Трубачевский бросил перо и потянулся, вспомнив, как он столкнулся с ней в дверях, как берет сбился набок и маленькое ухо выглянуло из-под волос.
«Что касается самого старика, —
писал он дальше, —
он с первого слова так меня огорошил, что я чуть не сыграл в ящик, как говорит уважаемый Матвей Ионыч, который тебе…»
— Матвей Ионыч, вы кланяетесь? — крикнул он и постучал в стену.
— Кому? — донеслось из соседней комнаты, и вдруг оказалось, что Матвей Ионыч говорит по-ярославски, на «о».
— Ваньке.
— Кланяюсь, — сказал Матвей Ионыч.
«…кланяется… —
написал Трубачевский.
— А как вы кланяетесь, низко?
Матвей Ионыч посопел трубкой — что «да, низко». Подобно Паганини, который, играя на одной струне, сговорился с дочкой тюремщика о побеге, Матвей Ионыч при помощи своей трубки выражал и чувства, и мысли.
«…Низко, —
написал Трубачевский. —
Я рассказал ему о своих делах, и он обнаружил полное невежество по части истории декабристов. Так что придется нам с тобой взять на себя заботу о его воспитании. Ну, прощай, иду спать».
Он прикрепил записку к настольной лампе, погасил свет и с минуту постоял у окна, выходившего на серый каменный двор с маленьким садиком посредине. Мужчина и женщина шли по панели, стук их шагов раздавался ясно, как в пустом каменном здании.
— А на третье — мороженое! — услышал Трубачевский… и вдруг вспомнил того белобрысого, в сером костюме, который пил чай у Бауэра в столовой.

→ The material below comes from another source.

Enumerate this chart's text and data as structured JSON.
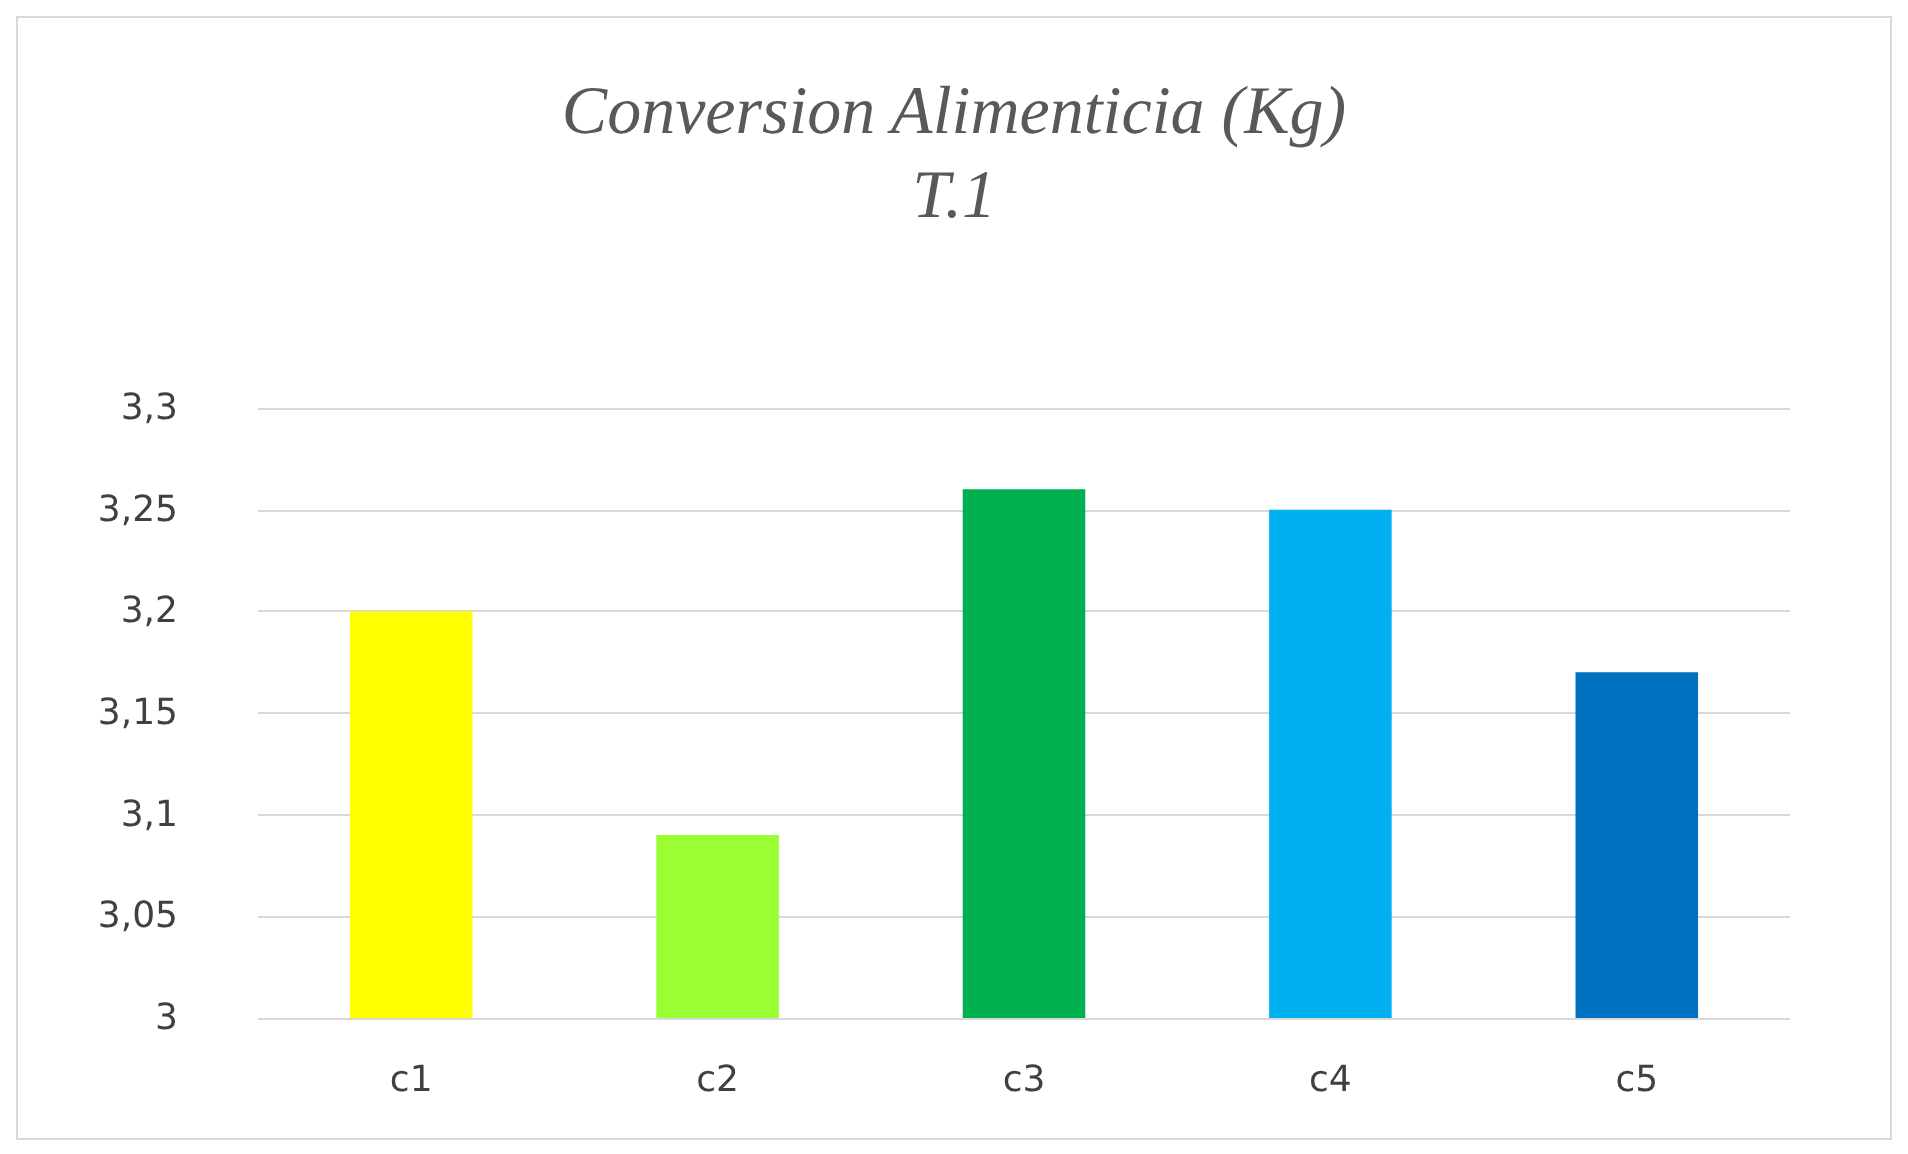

Как его, Неворожин? Почему Бауэр насупился, увидев его, а потом познакомил их так неохотно?
Автомобиль, сверкая лакированными крыльями, выехал из-под арки и свернул на Пушкарскую. Сторож-татарин захлопнул за ним ворота и лениво пошел назад. Потом знакомая плотная фигура в юнгштурмовке и кепке показалась в воротах, и Трубачевский, который уже собирался закрыть окно, лег животом на подоконник и крикнул:
— Ваня!
Карташихин поднял голову.
4
Матвей Ионыч уже давно спал, а они все еще говорили. Трубачевский сидел у стола и рисовал рожи. Карташихин лежал, закинув ноги на спинку кровати. Оба курили и уже успели так надымить, что лампа стояла в голубом светящемся круге. На дворе было тепло и тихо, дым не успевал уходить.

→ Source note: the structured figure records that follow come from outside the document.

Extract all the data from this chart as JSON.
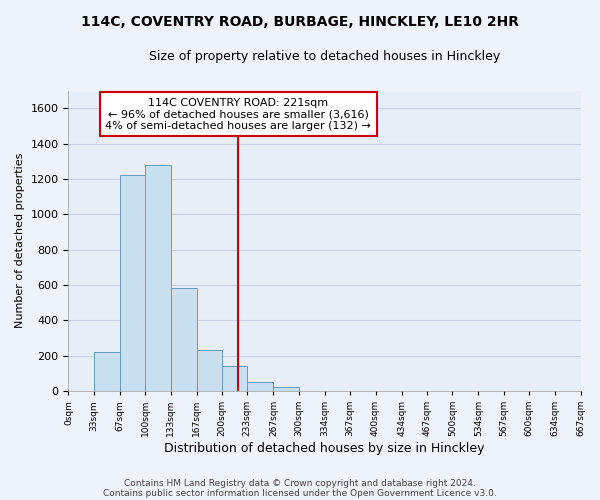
{
  "title_line1": "114C, COVENTRY ROAD, BURBAGE, HINCKLEY, LE10 2HR",
  "title_line2": "Size of property relative to detached houses in Hinckley",
  "xlabel": "Distribution of detached houses by size in Hinckley",
  "ylabel": "Number of detached properties",
  "bar_edges": [
    0,
    33,
    67,
    100,
    133,
    167,
    200,
    233,
    267,
    300,
    334,
    367,
    400,
    434,
    467,
    500,
    534,
    567,
    600,
    634,
    667
  ],
  "bar_heights": [
    0,
    220,
    1220,
    1280,
    585,
    235,
    140,
    50,
    25,
    0,
    0,
    0,
    0,
    0,
    0,
    0,
    0,
    0,
    0,
    0
  ],
  "bar_color": "#c8dff0",
  "bar_edge_color": "#6699bb",
  "vline_x": 221,
  "vline_color": "#cc0000",
  "ylim": [
    0,
    1700
  ],
  "yticks": [
    0,
    200,
    400,
    600,
    800,
    1000,
    1200,
    1400,
    1600
  ],
  "xtick_labels": [
    "0sqm",
    "33sqm",
    "67sqm",
    "100sqm",
    "133sqm",
    "167sqm",
    "200sqm",
    "233sqm",
    "267sqm",
    "300sqm",
    "334sqm",
    "367sqm",
    "400sqm",
    "434sqm",
    "467sqm",
    "500sqm",
    "534sqm",
    "567sqm",
    "600sqm",
    "634sqm",
    "667sqm"
  ],
  "annotation_title": "114C COVENTRY ROAD: 221sqm",
  "annotation_line2": "← 96% of detached houses are smaller (3,616)",
  "annotation_line3": "4% of semi-detached houses are larger (132) →",
  "footer_line1": "Contains HM Land Registry data © Crown copyright and database right 2024.",
  "footer_line2": "Contains public sector information licensed under the Open Government Licence v3.0.",
  "background_color": "#eef2fa",
  "plot_bg_color": "#e8eef8",
  "title_fontsize": 10,
  "subtitle_fontsize": 9,
  "grid_color": "#c8cfe0"
}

Трубачевский рассказал о Бауэре. Сорок целковых в месяц были взвешены и распределены — как будто они уже лежали в кармане.
— Позволь, а какая же дочка? — спросил Карташихин. — Машка?
— Не знаю. Хорошенькая.
— Ничего хорошенького… Толстая. Я ее знаю.

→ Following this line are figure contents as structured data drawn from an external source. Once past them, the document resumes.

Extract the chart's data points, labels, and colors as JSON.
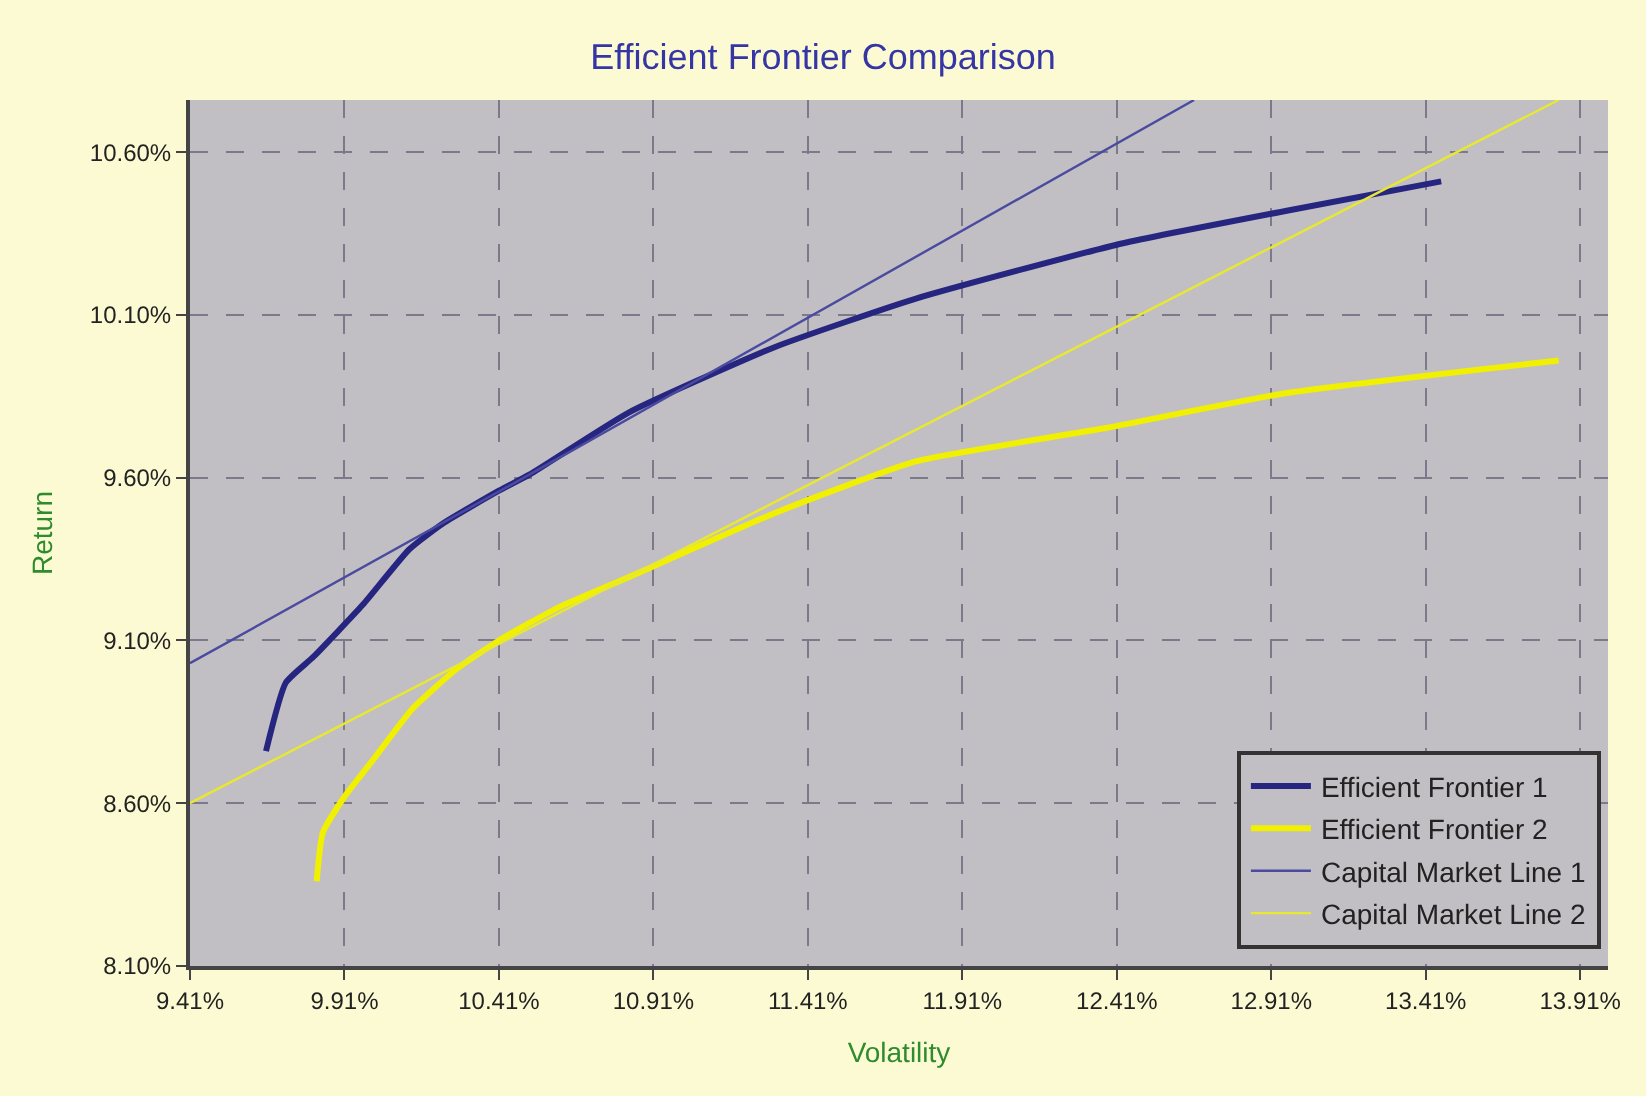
{
  "chart_data": {
    "type": "line",
    "title": "Efficient Frontier Comparison",
    "xlabel": "Volatility",
    "ylabel": "Return",
    "series": [
      {
        "name": "Efficient Frontier 1",
        "color": "#262680",
        "x": [
          9.656,
          9.72,
          9.81,
          9.97,
          10.12,
          10.23,
          10.41,
          10.51,
          10.83,
          11.3,
          11.76,
          12.43,
          12.96,
          13.46
        ],
        "values": [
          8.76,
          8.97,
          9.05,
          9.21,
          9.38,
          9.46,
          9.56,
          9.61,
          9.8,
          10.0,
          10.15,
          10.32,
          10.42,
          10.51
        ]
      },
      {
        "name": "Efficient Frontier 2",
        "color": "#f0f000",
        "x": [
          9.82,
          9.84,
          9.91,
          10.0,
          10.13,
          10.27,
          10.41,
          10.6,
          10.82,
          11.3,
          11.76,
          12.36,
          12.96,
          13.84
        ],
        "values": [
          8.36,
          8.51,
          8.62,
          8.73,
          8.89,
          9.01,
          9.1,
          9.2,
          9.29,
          9.49,
          9.65,
          9.75,
          9.86,
          9.96
        ]
      },
      {
        "name": "Capital Market Line 1",
        "color": "#4a4aa0",
        "x": [
          9.41,
          10.51,
          12.66
        ],
        "values": [
          9.03,
          9.61,
          10.76
        ]
      },
      {
        "name": "Capital Market Line 2",
        "color": "#e8e830",
        "x": [
          9.41,
          10.82,
          13.84
        ],
        "values": [
          8.6,
          9.29,
          10.76
        ]
      }
    ],
    "xlim": [
      9.41,
      14.0
    ],
    "ylim": [
      8.1,
      10.76
    ],
    "xticks": [
      {
        "value": 9.41,
        "label": "9.41%"
      },
      {
        "value": 9.91,
        "label": "9.91%"
      },
      {
        "value": 10.41,
        "label": "10.41%"
      },
      {
        "value": 10.91,
        "label": "10.91%"
      },
      {
        "value": 11.41,
        "label": "11.41%"
      },
      {
        "value": 11.91,
        "label": "11.91%"
      },
      {
        "value": 12.41,
        "label": "12.41%"
      },
      {
        "value": 12.91,
        "label": "12.91%"
      },
      {
        "value": 13.41,
        "label": "13.41%"
      },
      {
        "value": 13.91,
        "label": "13.91%"
      }
    ],
    "yticks": [
      {
        "value": 8.1,
        "label": "8.10%"
      },
      {
        "value": 8.6,
        "label": "8.60%"
      },
      {
        "value": 9.1,
        "label": "9.10%"
      },
      {
        "value": 9.6,
        "label": "9.60%"
      },
      {
        "value": 10.1,
        "label": "10.10%"
      },
      {
        "value": 10.6,
        "label": "10.60%"
      }
    ],
    "grid": true,
    "legend": "bottom right",
    "line_style": "solid"
  }
}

— Разве толстая? — с огорчением спросил Трубачевский.
Карташихин засмеялся.
— Мы с ней однажды подрались. Я изводил ее солнечными зайчиками, и она подговорила всех девочек на дворе объявить мне бойкот. Тогда она слегка смахивала на тумбу. Впрочем, это было давно. Значит, сорок целковых? Тебе везет. Это полторы стипендии.
— На стипендию у меня все равно никакой надежды. У нас на весь факультет каких-нибудь двадцать стипендий.